MiRNAs are small non-coding RNAs that affect tumor progression, achieved by binding to the target gene. Here, we found an inverse correlation between miR-506-3p and FoxQ1 expression in CRC cell lines, and further proved miR-506-3p targets FoxQ1 mRNA by binding to the FoxQ1 3’UTR to inhibit TAMs-induced EMT of CRC cells. The results of our study were consistent with the finding in previous reporters that miR-506-3p could significantly inhibit cell growth, invasion and enhance the chemotherapeutic response in CRC [
51,
52]. In the present study, we also found that FoxQ1 expression was regulated by STAT3, but this regulation was indirect and involved miR-506-3p as an intermediary, which indicated a potential link between FoxQ1 and IL6/STAT3 signaling.
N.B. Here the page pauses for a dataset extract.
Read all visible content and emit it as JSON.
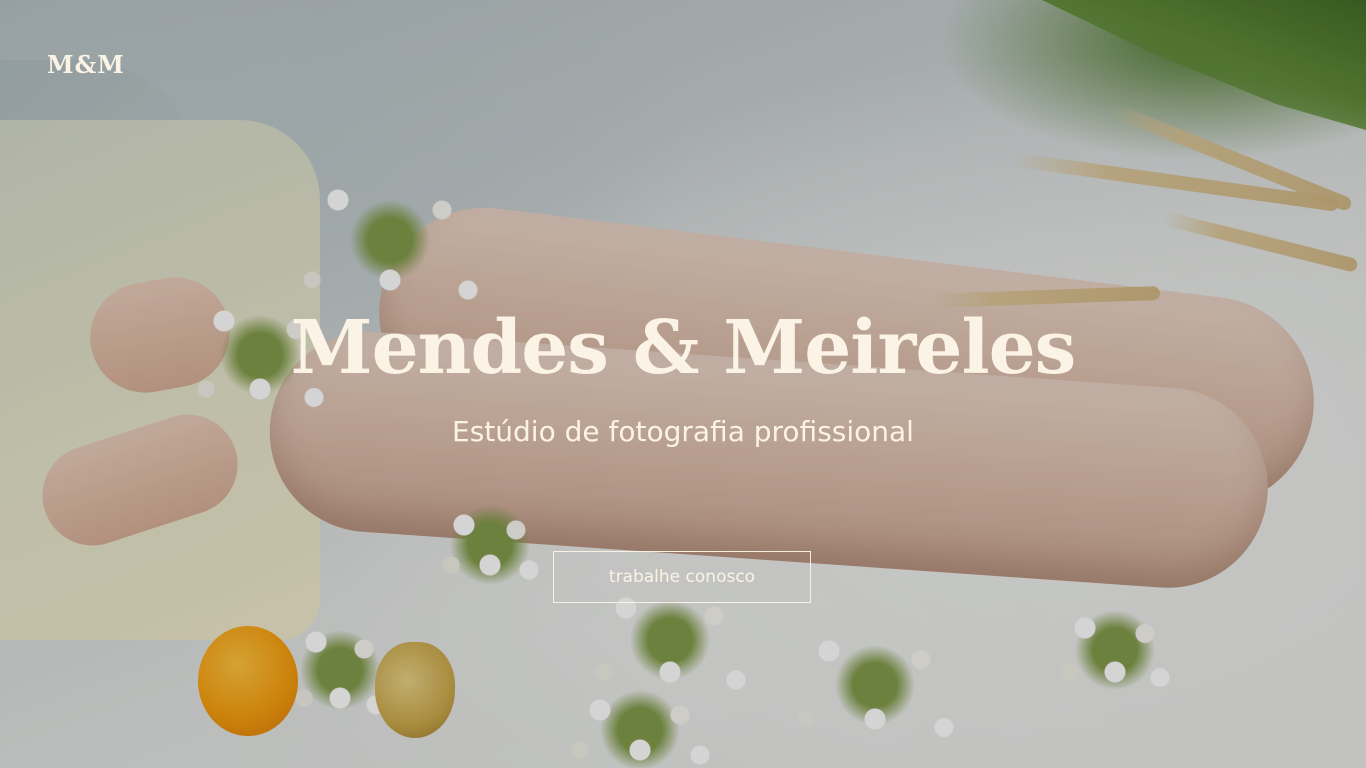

STAT3 directly bound two sites in the miR-506-3p promoter regions and was required for transcriptional regulation of this miRNA. STAT3-induced transcription of protein-coding genes has been widely reported in various types of cancers; however, the role of STAT3 in the transcription of non-coding genes, such as miRNAs, is relatively less studied. Recent results found that STAT3 played an important role in miRNA regulation. For example, STAT3 activated by IL6 directly upregulated the miR-21 and miR-181b-1, which was shown to be necessary for the epigenetic switch linking inflammation to cancer [
53]. Furthermore, STAT3-mediated activation of miR-182-5p had been shown to upregulate the proliferative and invasive capacities by directly targeting PCDH8 in glioma cells [
54]. STAT3-repressed miR-34a were also required for invasion and metastasis of human CRC cells [
55]. These data cumulatively demonstrated that STAT3-miRNAs interactions were emerging as key regulators of the malignant phenotype of cancer cells. Moreover, we also provided strong evidence that the activation of FoxQ1 induced by STAT3/miR-506-3p was important for CRC cell growth, migration, and invasion, which indicated that STAT3-miR-506-3p-FoxQ1 signal axis played an imperative role in the TAMs-medicated CRC progression.